I play computer games, with lasers and shooting and the blam-blam-blam of exploding pixels; with tactics and strategy and getting caught in nuclear war with Ghandi; with jumping and springing and collecting coins and defeating the evil dinosaur at the end; with matching of three gems in a row to make them vanish; with questing and searching and finding the book on the case that proves the murderer.

I play board games with dice, and with cards, and I play them with friends together and as adversaries.

I play Tabletop roleplay with dragons and with spells and with the rolling d20 to see if I spotted that orc.

I play LARP with rubber swords and with Gods and with secret meetings in dark corners where we plan the murder of those who most expect it; where the battle with the orcs will change the fate of the empire; where the right philosophy, cast in the right order, might save the litch whose blood just went toxic.

I play games with people, of wordplay, of expectations, of the glitches in human psychology that can be levered to a reaction. 

I am a runner of games, a designer of games, a writer of games.

I am a player of games. I am a Gamer.

There’s quite a few of us, and it’s a big tent, and one of the problems with any kind of big tent is people wish to define it not only by who is inside, but who is allowed to be. There are those who define Gamer as those who play the games they play. Be it the D&D old guard who rail against the onslaught of video games; be it the “Hardcore” videogame Call-Of-Madden’s-Duty types who rage against those who play Candy Crush on their iPhones; or be it the Nintendo-Sony-XBox-PC Triple-A purchasing crowd of mostly american white males who desperately want to keep this one last bastion treehouse free of girls.

All of them, without question, excuse or exception, can fuck directly off.

I’m not a great spokesperson for gamers. I’m another 30s white male. I have a distressing beard that doesn’t really suit me (currently, because I’m lazy), I’m out of shape. But I try my damnedest to make the world more inclusive, not less, to speak up when speaking up is needed, and to hand over the megaphone when it’s automatically given to me. (This latter is hard, I adore my megaphones). But I can only name less than half a dozen female games designers, and a few of those are only because I remember the last rounds of “N is abused on twitter for having an opinion/game”.

I’d like these shit-golems not to not be sharing the same label I use for myself, but I’m not willing to leave it to them.  I would like the carbon they are made of to be used for more worthwhile purposes, like diamond-studded “FUCK YOU” statues. 

I want them to move into the new century, to realise that more diversity, more options, more variation will make better games. I want them to realise that not all games need to be defined and categorised by their combat mechanic, and that games where you kill nobody are still games.
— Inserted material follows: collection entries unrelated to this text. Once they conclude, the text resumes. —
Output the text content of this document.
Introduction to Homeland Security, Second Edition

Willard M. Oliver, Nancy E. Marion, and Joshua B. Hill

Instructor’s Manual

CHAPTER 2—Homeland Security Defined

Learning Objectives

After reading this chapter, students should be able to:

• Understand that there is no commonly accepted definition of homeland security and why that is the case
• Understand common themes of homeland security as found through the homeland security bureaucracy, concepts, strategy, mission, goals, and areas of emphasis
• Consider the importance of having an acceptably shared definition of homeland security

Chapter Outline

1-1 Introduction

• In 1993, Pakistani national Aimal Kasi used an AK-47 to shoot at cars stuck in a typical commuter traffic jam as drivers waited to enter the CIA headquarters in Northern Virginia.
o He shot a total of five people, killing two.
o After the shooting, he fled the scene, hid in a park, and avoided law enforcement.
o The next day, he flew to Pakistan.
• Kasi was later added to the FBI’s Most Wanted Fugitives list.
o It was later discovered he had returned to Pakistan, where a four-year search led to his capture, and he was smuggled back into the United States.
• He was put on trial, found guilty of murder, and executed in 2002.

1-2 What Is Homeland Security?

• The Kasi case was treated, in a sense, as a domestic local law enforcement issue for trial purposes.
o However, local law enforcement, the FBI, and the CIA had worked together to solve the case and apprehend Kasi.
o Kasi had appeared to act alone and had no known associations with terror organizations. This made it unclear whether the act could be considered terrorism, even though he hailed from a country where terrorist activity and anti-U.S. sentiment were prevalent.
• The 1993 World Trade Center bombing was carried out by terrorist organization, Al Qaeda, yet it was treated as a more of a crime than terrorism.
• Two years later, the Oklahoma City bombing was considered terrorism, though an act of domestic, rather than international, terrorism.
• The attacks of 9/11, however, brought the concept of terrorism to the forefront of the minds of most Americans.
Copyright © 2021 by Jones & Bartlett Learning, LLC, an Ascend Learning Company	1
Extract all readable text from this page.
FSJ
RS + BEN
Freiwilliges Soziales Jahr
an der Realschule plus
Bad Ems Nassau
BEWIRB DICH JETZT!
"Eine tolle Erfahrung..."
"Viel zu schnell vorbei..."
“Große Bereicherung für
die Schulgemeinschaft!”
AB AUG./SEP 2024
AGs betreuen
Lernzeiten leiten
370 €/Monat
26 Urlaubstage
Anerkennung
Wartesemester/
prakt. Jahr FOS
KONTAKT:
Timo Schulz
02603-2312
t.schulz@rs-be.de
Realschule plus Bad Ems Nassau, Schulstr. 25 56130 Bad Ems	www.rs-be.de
I want them to discover the beauty in the last half hour of Dear Esther, Gone Home, The Stanley Parable. To realise that Depression Quest is not about winning. That Every Day The Same Dream does not need a first-person-shooter remake. Not even to like them, to play them, to enjoy them; but to understand that they exist, they don’t take away from the Games they prefer (and, in fact, can add to them).

It’s a big tent, and we can make it stronger by getting more canvas, putting up more poles, and inviting everyone inside to play together, or not together, but at the same time. 

And to please stop being misogynistic shit-golems. That’d be great too.